The crystal structure, thermal expansion and electrical conductivity of Sr-doped praseodymium manganites (Pr 1- x Sr x MnO 3 ± δ where x = 0, 0.15, 0.3, 0.4, 0.5) were studied in air, and their potential use as cathodes in intermediate temperature SOFCs was evaluated. All compositions have an orthorhombic perovskite-type structure (Pbnm space group). The lattice parameters were determined at room temperature by X-ray powder diffraction. The thermal expansion is almost linear for compositions with x≥0.15. The electrical conductivity can be described by the small polaron hopping conductivity model. The conductivity increases with temperature for all compositions.

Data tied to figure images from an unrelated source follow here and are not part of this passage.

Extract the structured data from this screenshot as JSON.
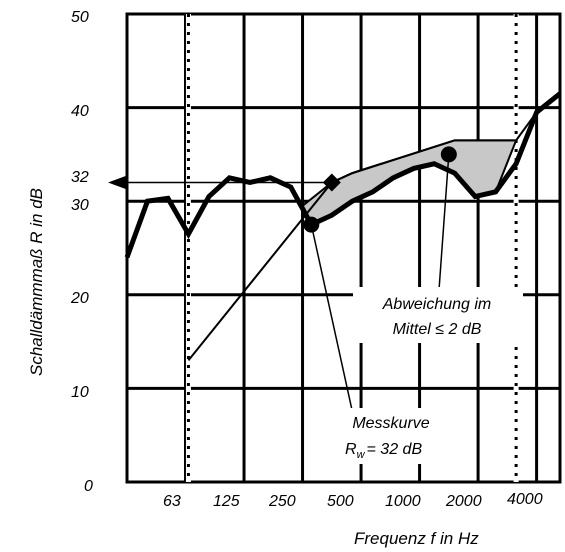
{
  "chart_data": {
    "type": "line",
    "xlabel": "Frequenz f in Hz",
    "ylabel": "Schalldämmmaß R in dB",
    "ylim": [
      0,
      50
    ],
    "y_ticks": [
      "0",
      "10",
      "20",
      "30",
      "40",
      "50"
    ],
    "y_marker_label": "32",
    "y_marker_value": 32,
    "x_ticks": [
      "63",
      "125",
      "250",
      "500",
      "1000",
      "2000",
      "4000"
    ],
    "x_tick_positions": [
      1,
      2,
      3,
      4,
      5,
      6,
      7
    ],
    "xlim": [
      0,
      7.4
    ],
    "series": [
      {
        "values": [
          {
            "x": 0.0,
            "y": 24
          },
          {
            "x": 0.35,
            "y": 30
          },
          {
            "x": 0.7,
            "y": 30.3
          },
          {
            "x": 1.05,
            "y": 26.5
          },
          {
            "x": 1.4,
            "y": 30.5
          },
          {
            "x": 1.75,
            "y": 32.5
          },
          {
            "x": 2.1,
            "y": 32
          },
          {
            "x": 2.45,
            "y": 32.5
          },
          {
            "x": 2.8,
            "y": 31.5
          },
          {
            "x": 3.15,
            "y": 27.5
          },
          {
            "x": 3.5,
            "y": 28.5
          },
          {
            "x": 3.85,
            "y": 30
          },
          {
            "x": 4.2,
            "y": 31
          },
          {
            "x": 4.55,
            "y": 32.5
          },
          {
            "x": 4.9,
            "y": 33.5
          },
          {
            "x": 5.25,
            "y": 34
          },
          {
            "x": 5.6,
            "y": 33
          },
          {
            "x": 5.95,
            "y": 30.5
          },
          {
            "x": 6.3,
            "y": 31
          },
          {
            "x": 6.65,
            "y": 34
          },
          {
            "x": 7.0,
            "y": 39.5
          },
          {
            "x": 7.4,
            "y": 41.5
          }
        ]
      }
    ],
    "reference_curve": [
      {
        "x": 1.05,
        "y": 13
      },
      {
        "x": 3.5,
        "y": 32
      },
      {
        "x": 3.85,
        "y": 33
      },
      {
        "x": 5.6,
        "y": 36.5
      },
      {
        "x": 6.65,
        "y": 36.5
      },
      {
        "x": 7.0,
        "y": 39.5
      }
    ],
    "shaded_regions": [
      [
        {
          "x": 3.0,
          "y": 29.5
        },
        {
          "x": 3.5,
          "y": 32
        },
        {
          "x": 3.85,
          "y": 33
        },
        {
          "x": 5.6,
          "y": 36.5
        },
        {
          "x": 6.65,
          "y": 36.5
        },
        {
          "x": 6.3,
          "y": 31
        },
        {
          "x": 5.95,
          "y": 30.5
        },
        {
          "x": 5.6,
          "y": 33
        },
        {
          "x": 5.25,
          "y": 34
        },
        {
          "x": 4.9,
          "y": 33.5
        },
        {
          "x": 4.55,
          "y": 32.5
        },
        {
          "x": 4.2,
          "y": 31
        },
        {
          "x": 3.85,
          "y": 30
        },
        {
          "x": 3.5,
          "y": 28.5
        },
        {
          "x": 3.15,
          "y": 27.5
        }
      ]
    ],
    "dotted_verticals_x": [
      1.05,
      6.65
    ],
    "diamond_marker": {
      "x": 3.5,
      "y": 32
    },
    "points": [
      {
        "x": 3.15,
        "y": 27.5
      },
      {
        "x": 5.5,
        "y": 35
      }
    ],
    "annotations": [
      {
        "lines": [
          "Abweichung im",
          "Mittel ≤ 2 dB"
        ]
      },
      {
        "lines": [
          "Messkurve",
          "R",
          "w",
          "= 32 dB"
        ]
      }
    ],
    "grid": true,
    "colors": {
      "line": "#000000",
      "shade": "#c8c8c8",
      "background": "#ffffff"
    }
  }
}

Both the thermal expansion coefficient (TEC) and the electrical conductivity increase with increasing Sr content, while the activation energy decreases. The low values of the calculated activation energies are in agreement with the small polaron hopping mechanism. Among the compositions studied, Pr 0.5Sr 0.5MnO 3±δ, with a TEC value of 12.2 × 10 −6 cm (cm °C) −1 and a conductivity value of 226 S cm −1 at 500 ° C, seems to be the most promising material that can function as cathode in the intermediate temperature SOFC.